NSW government under scrutiny for strip searches, 'war on drugs'

December 17, 2020
Issue 
NSW Police with a drug dog at Newtown Station on December 10. Photo: Sniff Off / Facebook

The campaign for justice and compensation for the victims of the fake “war on drugs” is growing.

Greens MLC Cate Faehrmann will introduce a bill to legalise cannabis and regulate it like alcohol or tobacco so that “users are able to buy it from a store instead of the black market”. 

Greens MLC David Shoebridge, who has been campaigning for the New South Wales government to end its drug dog program and strip searches, introduced an amendment to Law Enforcement (Powers and Responsibilities) Act 2002 on November 11 to: end routine strip searching of women prisoners; prohibit strip searches of children under 16 years old; and only permit strip searches of children aged 16 and 17 years in exceptional circumstances.

The Law Enforcement Conduct Commission (LECC) released its report into police strip search practices on December 15, and made 25 recommendations.

It questioned the legality of forcing people to squat or move their genitals during a strip-search, said officers need to be retrained to ensure a “lawful strip search” and said there needs to be better record keeping on the number of searches being conducted.

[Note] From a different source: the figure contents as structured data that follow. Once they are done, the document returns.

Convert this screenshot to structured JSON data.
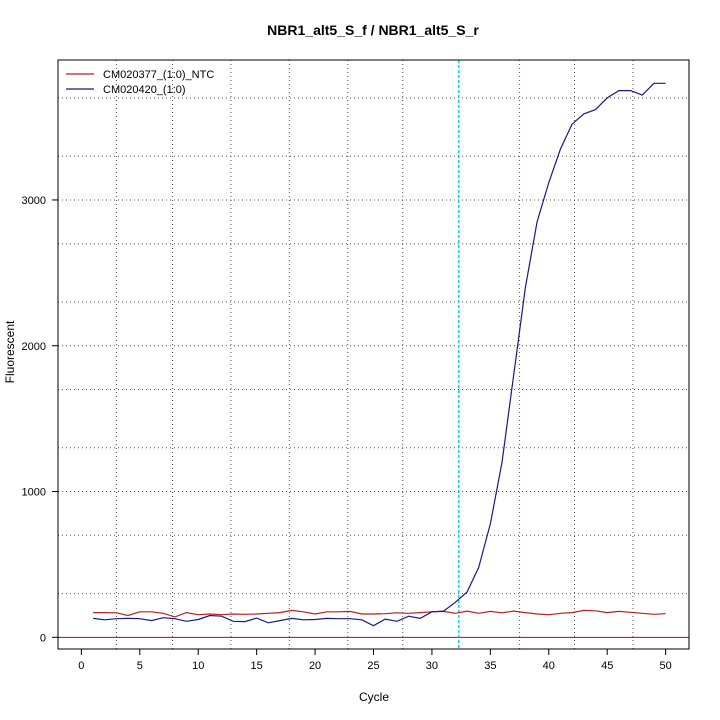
{
  "chart_data": {
    "type": "line",
    "title": "NBR1_alt5_S_f / NBR1_alt5_S_r",
    "xlabel": "Cycle",
    "ylabel": "Fluorescent",
    "xlim": [
      -2,
      52
    ],
    "ylim": [
      -80,
      3960
    ],
    "x_ticks": [
      0,
      5,
      10,
      15,
      20,
      25,
      30,
      35,
      40,
      45,
      50
    ],
    "y_ticks": [
      0,
      1000,
      2000,
      3000
    ],
    "y_minor_grid": [
      300,
      700,
      1300,
      1700,
      2300,
      2700,
      3300,
      3700
    ],
    "x_minor_grid": [
      3,
      7.8,
      12.8,
      17.8,
      22.8,
      27.5,
      37.5,
      42.2,
      47.2
    ],
    "grid": true,
    "legend_position": "top-left",
    "threshold_cycle": 32.3,
    "threshold_color": "#00c8e6",
    "baseline_value": 0,
    "baseline_color": "#cc0000",
    "x": [
      1,
      2,
      3,
      4,
      5,
      6,
      7,
      8,
      9,
      10,
      11,
      12,
      13,
      14,
      15,
      16,
      17,
      18,
      19,
      20,
      21,
      22,
      23,
      24,
      25,
      26,
      27,
      28,
      29,
      30,
      31,
      32,
      33,
      34,
      35,
      36,
      37,
      38,
      39,
      40,
      41,
      42,
      43,
      44,
      45,
      46,
      47,
      48,
      49,
      50
    ],
    "series": [
      {
        "name": "CM020377_(1:0)_NTC",
        "color": "#b22222",
        "values": [
          170,
          170,
          168,
          150,
          175,
          175,
          165,
          140,
          170,
          155,
          160,
          155,
          160,
          158,
          160,
          165,
          170,
          185,
          175,
          160,
          175,
          175,
          178,
          160,
          160,
          162,
          168,
          165,
          170,
          175,
          178,
          165,
          180,
          165,
          178,
          168,
          180,
          170,
          160,
          155,
          165,
          170,
          185,
          182,
          170,
          178,
          172,
          165,
          158,
          162
        ]
      },
      {
        "name": "CM020420_(1:0)",
        "color": "#1a1a80",
        "values": [
          130,
          120,
          128,
          130,
          128,
          115,
          135,
          128,
          110,
          122,
          150,
          145,
          110,
          108,
          132,
          100,
          115,
          130,
          120,
          122,
          130,
          128,
          128,
          120,
          80,
          125,
          110,
          145,
          130,
          175,
          180,
          240,
          310,
          480,
          780,
          1200,
          1800,
          2400,
          2850,
          3120,
          3350,
          3520,
          3590,
          3620,
          3700,
          3750,
          3750,
          3720,
          3800,
          3800
        ]
      }
    ]
  }
}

Meanwhile, Redfern Legal Centre and Slater and Gordon is exploring a class action of victims of strip searches.

In the early 2000s, NSW became the first state to introduce drug detection dogs for policing. Then-Labor Premier Bob Carr enacted the Police powers (Drug Detection Dogs) Act 2001, which authorised their use. Unfortunately for the authorities, the dogs failed in their task.

The 2006 NSW Ombudsman’s review of the Police Powers Act found that no drugs had been located in “almost three-quarters of searches following indications”. This figure raised questions about the “accuracy of drug detection dogs”. 

Yet, successive Labor and Coalition governments were not deterred by such facts and allowed the practice to continue.

Paul Gregoire reported last year that Shoebridge and the campaign group Sniff Off had collected evidence to show that between 2013 and early 2020, NSW Police had conducted almost 2 million searches, including strip searches.

Sniffer dogs led to the deadly practice known as “pre-loading” — ingesting drugs quickly as sniffer dogs are spotted. Police often strip search the person the dog identifies.

There has been a dramatic rise in the number of police strip searches over the past 20 years.

The 2019 report Rethinking Strip Searches by NSW Police, by University of NSW Law academics Dr Michael Grewcock and Dr Vicki Sentas, found that in 2017–18, 5483 strip searches were conducted on the streets and a further 9381 inside police stations.

Figures of strip searches in prisons (both of those incarcerated and their visitors) are not available.

NSW Police have also conducted strip searches on 96 children as young as 11 years old, according to the Redfern Legal Centre.

The police also target the Aboriginal and Torres Strait Islander community. Government data obtained by the Redfern Legal Centre under freedom of information laws revealed that 13% of children strip searched in 2018–19 were of ATSI background. It said that figure rose to 20% over 2019–20.

NSW is subjected to high rates of sniffer dog intimidation and strip searches ostensibly because of a rise in crime.

However, the NSW Bureau of Crime Statistics and Research reports the opposite. “Over the past 10 years the incidence of break and enter, motor vehicle theft, robbery and serious non-domestic assault have fallen considerably in NSW,” it noted last year.

Under growing pressure from complainants, last September NSW Police released a Person Search Manual — a guide to conducting strip searches. It gave police the right to “instruct people to squat, lift their testicles or breasts, or part their buttock cheeks”.

It is easy to see how strip searching is now widely accepted as being a form of sexual assault. Even Michael Adams, a former commissioner of the NSW police watchdog, LECC, has publicly expressed concern about whether these guidelines are lawful.

Prime Minister Scott Morrison made it clear in October that he found it “unacceptable” that 13 Australian women had been strip searched at the Qatar airport. He said his government would “continue to take a very strident approach” in seeking answers and ensuring it would never be repeated.

He was talking about strip searches in Qatar, of course. The widespread practice of strip searching here should also stir Morrison into action.

In addition, police “hush money” means that the NSW government is spending millions on settling lawsuits from people who have taken NSW Police to court for misconduct and brutality. According to Sniff Off, NSW Police spent $113.5 million on settlements over the past 4 years.

This money could be better spent on harm reduction programs, such as pill testing and drug rehabilitation centres and the expansion of public healthcare and drug research.

[Rachel Evans is a strip search survivor. This article was updated on February 11.]